Sur le fond, vous avez tort :
- l'Euro ne nous protège pas. Sur 10 ans, les classes moyennes et pauvres ont clairement vu leur niveau de vie baisser, avec des prix à la hausse et des salaires qui stagnent.
- l'euro est trop cher pour nos exportations.
Par ailleurs, les pays européens les plus soumis à la spéculation font partie de la zone Euro (Grèce, etc.), et l’euro ne les a pas spécialement protégés... Les pays européens en dehors de la zone euro (Angleterre, Suisse, Danemark, etc.) ne se bousculent pas pour se mettre à l'abris derrière ce « rempart ».
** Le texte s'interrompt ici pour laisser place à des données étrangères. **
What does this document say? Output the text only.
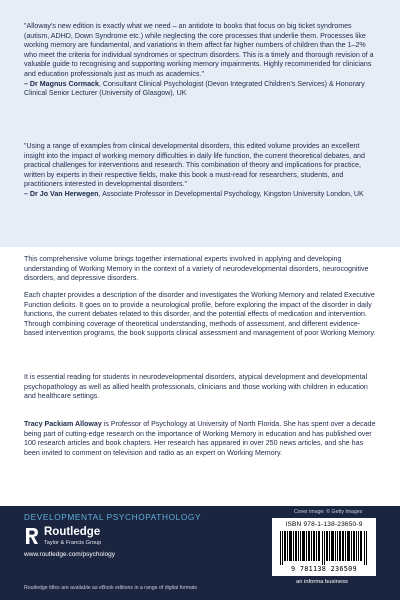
"Alloway's new edition is exactly what we need – an antidote to books that focus on big ticket syndromes (autism, ADHD, Down Syndrome etc.) while neglecting the core processes that underlie them. Processes like working memory are fundamental, and variations in them affect far higher numbers of children than the 1–2% who meet the criteria for individual syndromes or spectrum disorders. This is a timely and thorough revision of a valuable guide to recognising and supporting working memory impairments. Highly recommended for clinicians and education professionals just as much as academics."

– Dr Magnus Cormack, Consultant Clinical Psychologist (Devon Integrated Children's Services) & Honorary Clinical Senior Lecturer (University of Glasgow), UK

"Using a range of examples from clinical developmental disorders, this edited volume provides an excellent insight into the impact of working memory difficulties in daily life function, the current theoretical debates, and practical challenges for interventions and research. This combination of theory and implications for practice, written by experts in their respective fields, make this book a must-read for researchers, students, and practitioners interested in developmental disorders."

– Dr Jo Van Herwegen, Associate Professor in Developmental Psychology, Kingston University London, UK

This comprehensive volume brings together international experts involved in applying and developing understanding of Working Memory in the context of a variety of neurodevelopmental disorders, neurocognitive disorders, and depressive disorders.

Each chapter provides a description of the disorder and investigates the Working Memory and related Executive Function deficits. It goes on to provide a neurological profile, before exploring the impact of the disorder in daily functions, the current debates related to this disorder, and the potential effects of medication and intervention. Through combining coverage of theoretical understanding, methods of assessment, and different evidence-based intervention programs, the book supports clinical assessment and management of poor Working Memory.

It is essential reading for students in neurodevelopmental disorders, atypical development and developmental psychopathology as well as allied health professionals, clinicians and those working with children in education and healthcare settings.

Tracy Packiam Alloway is Professor of Psychology at University of North Florida. She has spent over a decade being part of cutting-edge research on the importance of Working Memory in education and has published over 100 research articles and book chapters. Her research has appeared in over 250 news articles, and she has been invited to comment on television and radio as an expert on Working Memory.
DEVELOPMENTAL PSYCHOPATHOLOGY
Routledge
Taylor & Francis Group
www.routledge.com/psychology
Routledge titles are available as eBook editions in a range of digital formats
Cover image: © Getty Images
ISBN 978-1-138-23650-9
9 781138 236509
an informa business
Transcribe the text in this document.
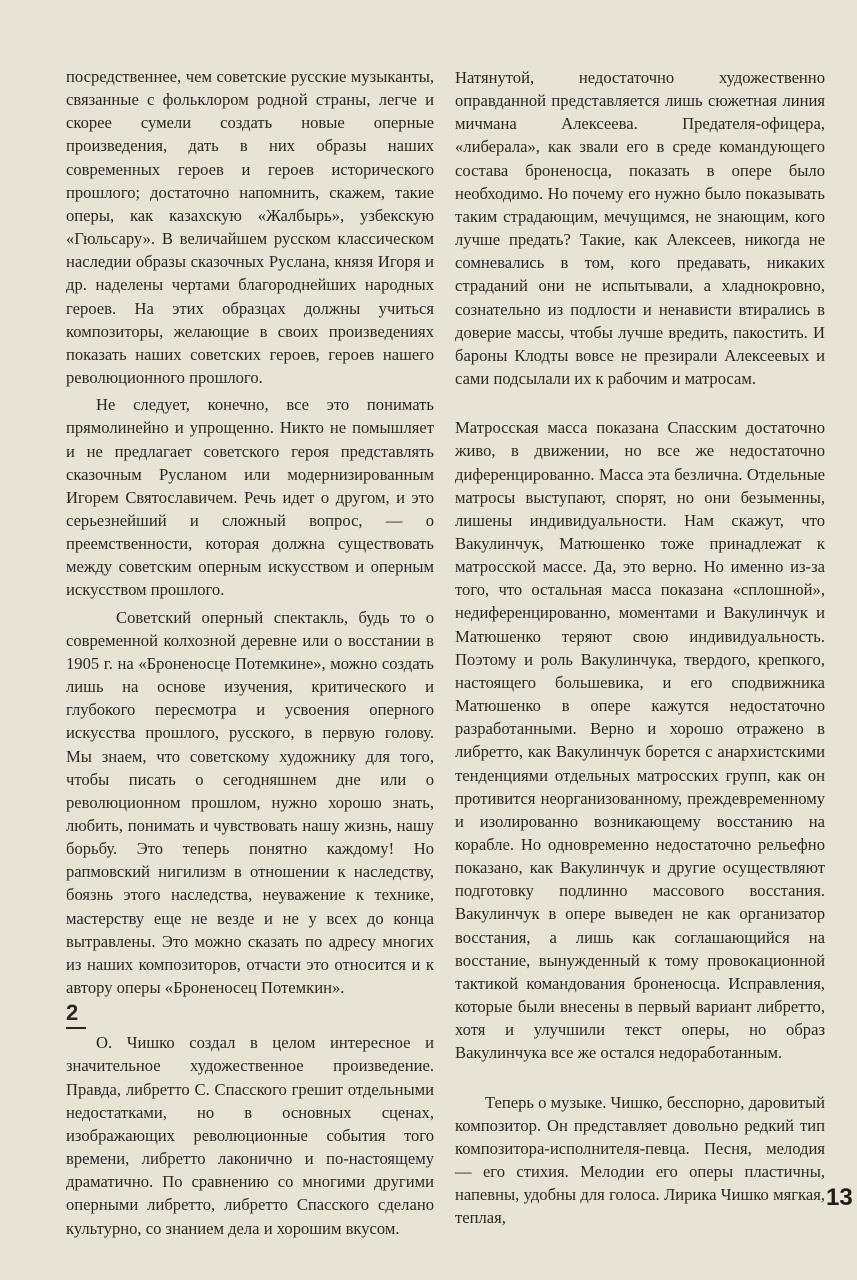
посредственнее, чем советские русские музыканты, связанные с фольклором родной страны, легче и скорее сумели создать новые оперные произведения, дать в них образы наших современных героев и героев исторического прошлого; достаточно напомнить, скажем, такие оперы, как казахскую «Жалбырь», узбекскую «Гюльсару». В величайшем русском классическом наследии образы сказочных Руслана, князя Игоря и др. наделены чертами благороднейших народных героев. На этих образцах должны учиться композиторы, желающие в своих произведениях показать наших советских героев, героев нашего революционного прошлого.

Не следует, конечно, все это понимать прямолинейно и упрощенно. Никто не помышляет и не предлагает советского героя представлять сказочным Русланом или модернизированным Игорем Святославичем. Речь идет о другом, и это серьезнейший и сложный вопрос, — о преемственности, которая должна существовать между советским оперным искусством и оперным искусством прошлого.

Советский оперный спектакль, будь то о современной колхозной деревне или о восстании в 1905 г. на «Броненосце Потемкине», можно создать лишь на основе изучения, критического и глубокого пересмотра и усвоения оперного искусства прошлого, русского, в первую голову. Мы знаем, что советскому художнику для того, чтобы писать о сегодняшнем дне или о революционном прошлом, нужно хорошо знать, любить, понимать и чувствовать нашу жизнь, нашу борьбу. Это теперь понятно каждому! Но рапмовский нигилизм в отношении к наследству, боязнь этого наследства, неуважение к технике, мастерству еще не везде и не у всех до конца вытравлены. Это можно сказать по адресу многих из наших композиторов, отчасти это относится и к автору оперы «Броненосец Потемкин».

2

О. Чишко создал в целом интересное и значительное художественное произведение. Правда, либретто С. Спасского грешит отдельными недостатками, но в основных сценах, изображающих революционные события того времени, либретто лаконично и по-настоящему драматично. По сравнению со многими другими оперными либретто, либретто Спасского сделано культурно, со знанием дела и хорошим вкусом.

Натянутой, недостаточно художественно оправданной представляется лишь сюжетная линия мичмана Алексеева. Предателя-офицера, «либерала», как звали его в среде командующего состава броненосца, показать в опере было необходимо. Но почему его нужно было показывать таким страдающим, мечущимся, не знающим, кого лучше предать? Такие, как Алексеев, никогда не сомневались в том, кого предавать, никаких страданий они не испытывали, а хладнокровно, сознательно из подлости и ненависти втирались в доверие массы, чтобы лучше вредить, пакостить. И бароны Клодты вовсе не презирали Алексеевых и сами подсылали их к рабочим и матросам.

Матросская масса показана Спасским достаточно живо, в движении, но все же недостаточно диференцированно. Масса эта безлична. Отдельные матросы выступают, спорят, но они безыменны, лишены индивидуальности. Нам скажут, что Вакулинчук, Матюшенко тоже принадлежат к матросской массе. Да, это верно. Но именно из-за того, что остальная масса показана «сплошной», недиференцированно, моментами и Вакулинчук и Матюшенко теряют свою индивидуальность. Поэтому и роль Вакулинчука, твердого, крепкого, настоящего большевика, и его сподвижника Матюшенко в опере кажутся недостаточно разработанными. Верно и хорошо отражено в либретто, как Вакулинчук борется с анархистскими тенденциями отдельных матросских групп, как он противится неорганизованному, преждевременному и изолированно возникающему восстанию на корабле. Но одновременно недостаточно рельефно показано, как Вакулинчук и другие осуществляют подготовку подлинно массового восстания. Вакулинчук в опере выведен не как организатор восстания, а лишь как соглашающийся на восстание, вынужденный к тому провокационной тактикой командования броненосца. Исправления, которые были внесены в первый вариант либретто, хотя и улучшили текст оперы, но образ Вакулинчука все же остался недоработанным.

Теперь о музыке. Чишко, бесспорно, даровитый композитор. Он представляет довольно редкий тип композитора-исполнителя-певца. Песня, мелодия — его стихия. Мелодии его оперы пластичны, напевны, удобны для голоса. Лирика Чишко мягкая, теплая,

13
Retrouver notre souveraineté, à mon sens, signifie maîtriser notre destinée. Le gouvernement, avec la caution de l'Assemblée Nationale, a fait des choix qui s’avèrent mauvais pour le plus grand nombre. Nous ne sommes pas inexorablement voués à être soumis à des « flux financiers internationaux ». La spéculation n'est pas un danger forcément mortel, elle doit être maîtrisée. Et pour ce faire, la monnaie ne doit plus être créée par les banques privées, mais par la Banque de France. La dette est le fruit de la libre entreprise des banquiers rendue possible par une habile loi promulguée en 1973.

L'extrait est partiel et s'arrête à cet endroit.